Paradoxically, a long waiting list is better than a short one, given the turnover is higher. This allows the match between donor and recipient to be better. MOD’s goal is therefore not to shrink the waiting list, but to make it possible for more people to have a proper match in time. And since the only way to do this is to increase the number of people who have expressed their will, MOD is evidently on the right path. Two years after the organisation was founded by Martha and Peter, 64.000 listed themselves in the donation register, twice the number the years before. Three years after, more people signed up during the first six months than in 2011 and 2012 combined. In 2014 a movie made by MOD had one million views in just a month. Thanks to Peter, Martha and all the employees and volunteers, the issue of organ donation has been raised. However, the issue is complex. The public’s attention is not the only thing needed to decrease the mortality on the waiting list; the politicians and the health care also has to do what they can to change the situation to the better. Socialstyrelsen published a report stating that the number of donors every year could be almost doubled, if only the health care had worked with the issue of transplantation and been better at taking the very difficult discussion that follows a death of a person eligible for donation. According to Peter, the response from the health care has been mainly good: “We got a fantastic welcoming at the meeting for all persons responsible for transplantation in Sweden, where we got a standing ovation. Then sometimes I have met persons pointing out that we are not physicians, that this is not our expertise. But since nothing is being done, we do it.” Martha agrees that it is a question that always has to be present. “The issue of transplantation has to be taken further. Among the public, the health care and the politicians that make the decisions. It is about knowledge and attitudes. And I want to think that we are on the right tracks.”

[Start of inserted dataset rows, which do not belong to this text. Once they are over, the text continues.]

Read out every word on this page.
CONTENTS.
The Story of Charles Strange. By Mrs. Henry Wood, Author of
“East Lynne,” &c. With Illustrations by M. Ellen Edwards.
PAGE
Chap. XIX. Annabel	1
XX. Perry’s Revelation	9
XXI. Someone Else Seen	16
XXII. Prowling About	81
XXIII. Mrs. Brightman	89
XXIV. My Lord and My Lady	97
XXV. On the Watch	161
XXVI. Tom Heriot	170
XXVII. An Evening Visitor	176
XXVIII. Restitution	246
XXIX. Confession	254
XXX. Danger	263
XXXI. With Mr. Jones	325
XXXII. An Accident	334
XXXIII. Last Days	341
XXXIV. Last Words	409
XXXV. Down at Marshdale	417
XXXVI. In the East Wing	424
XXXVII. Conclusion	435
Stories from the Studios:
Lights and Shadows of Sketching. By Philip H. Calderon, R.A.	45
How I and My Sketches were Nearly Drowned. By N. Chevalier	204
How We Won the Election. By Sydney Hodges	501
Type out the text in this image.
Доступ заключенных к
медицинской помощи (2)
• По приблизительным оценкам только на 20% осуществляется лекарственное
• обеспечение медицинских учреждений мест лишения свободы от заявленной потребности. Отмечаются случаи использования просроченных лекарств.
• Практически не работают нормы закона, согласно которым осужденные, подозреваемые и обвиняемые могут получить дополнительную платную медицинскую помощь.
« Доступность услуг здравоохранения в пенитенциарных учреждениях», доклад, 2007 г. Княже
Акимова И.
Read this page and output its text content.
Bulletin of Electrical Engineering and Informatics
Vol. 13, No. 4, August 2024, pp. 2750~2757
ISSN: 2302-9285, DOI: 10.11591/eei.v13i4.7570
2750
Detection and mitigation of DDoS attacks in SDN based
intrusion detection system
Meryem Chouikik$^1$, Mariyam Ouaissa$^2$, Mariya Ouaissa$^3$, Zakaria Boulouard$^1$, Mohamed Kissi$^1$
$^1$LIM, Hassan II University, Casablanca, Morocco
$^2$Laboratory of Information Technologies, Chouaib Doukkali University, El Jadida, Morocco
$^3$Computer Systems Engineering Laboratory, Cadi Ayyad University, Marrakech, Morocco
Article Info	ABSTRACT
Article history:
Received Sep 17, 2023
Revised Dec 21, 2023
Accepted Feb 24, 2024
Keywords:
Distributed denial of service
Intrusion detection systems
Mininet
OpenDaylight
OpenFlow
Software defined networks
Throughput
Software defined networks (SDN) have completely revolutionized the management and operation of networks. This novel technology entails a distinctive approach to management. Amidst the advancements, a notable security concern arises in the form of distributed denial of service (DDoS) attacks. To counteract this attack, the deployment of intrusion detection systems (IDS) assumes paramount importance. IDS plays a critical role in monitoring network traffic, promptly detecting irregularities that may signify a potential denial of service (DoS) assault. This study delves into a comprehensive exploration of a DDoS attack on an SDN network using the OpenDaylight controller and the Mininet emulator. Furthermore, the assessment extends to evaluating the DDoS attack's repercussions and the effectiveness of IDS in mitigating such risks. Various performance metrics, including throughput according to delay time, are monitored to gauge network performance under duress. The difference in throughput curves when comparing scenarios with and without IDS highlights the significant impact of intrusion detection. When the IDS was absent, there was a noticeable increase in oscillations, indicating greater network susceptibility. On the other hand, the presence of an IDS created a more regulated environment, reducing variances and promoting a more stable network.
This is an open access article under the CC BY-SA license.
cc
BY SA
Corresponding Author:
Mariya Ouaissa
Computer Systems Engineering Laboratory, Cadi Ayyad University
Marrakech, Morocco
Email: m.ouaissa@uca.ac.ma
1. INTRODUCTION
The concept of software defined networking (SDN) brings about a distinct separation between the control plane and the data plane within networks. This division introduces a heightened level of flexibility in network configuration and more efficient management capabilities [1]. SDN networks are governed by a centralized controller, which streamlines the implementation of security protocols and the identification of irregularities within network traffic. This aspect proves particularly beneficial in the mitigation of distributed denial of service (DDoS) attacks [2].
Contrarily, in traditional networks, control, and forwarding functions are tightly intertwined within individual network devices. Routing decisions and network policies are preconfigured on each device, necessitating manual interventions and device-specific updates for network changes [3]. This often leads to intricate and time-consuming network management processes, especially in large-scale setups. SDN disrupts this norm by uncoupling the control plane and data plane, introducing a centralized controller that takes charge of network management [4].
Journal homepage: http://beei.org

“What we know is that there are going to be changes in Sweden.”, Peter says. MOD has taken part of a national investigation led by Socialstyrelsen, proposing law changes and new routines in the health care that will make the transplantation situation better in Sweden. This is desperately needed in a country with the highest incidence of people positive to donate their organs, but with few transplantations per year. People waiting for new organs should not have to die when we have the potential to help them. It is essential that everyone ask themselves where they stand on the question, for there are many reasons one may not want to donate their organs. Once the stand is taken, make it heard. Even though everyone by law has agreed to donate their organs if not stated otherwise, this is not followed by the health care. If you want to be sure your organs can help someone in need, join the donation register or express your will to your family. But we, as part of the future health care, have a bigger responsibility. It is time to change how the transplantation system works in the health care, because there is an enormous discrepancy between the number of potential donators and the actual donators, therefore saving people that are today dying in vain. It is just not acceptable that errors of the donation systems allow people to die prematurely, and the health care system has to take its responsibility in this complex issue. Maybe then can we help Peter pursue his vision: “In 20 years, I hope MOD doesn’t have to exist.”
MER ORGANDONATION (MORE ORGAN DONATION) is an independent organization working with the issue of transplantation in Sweden. They work for the people on the waiting list where no one should die waiting for a transplantation.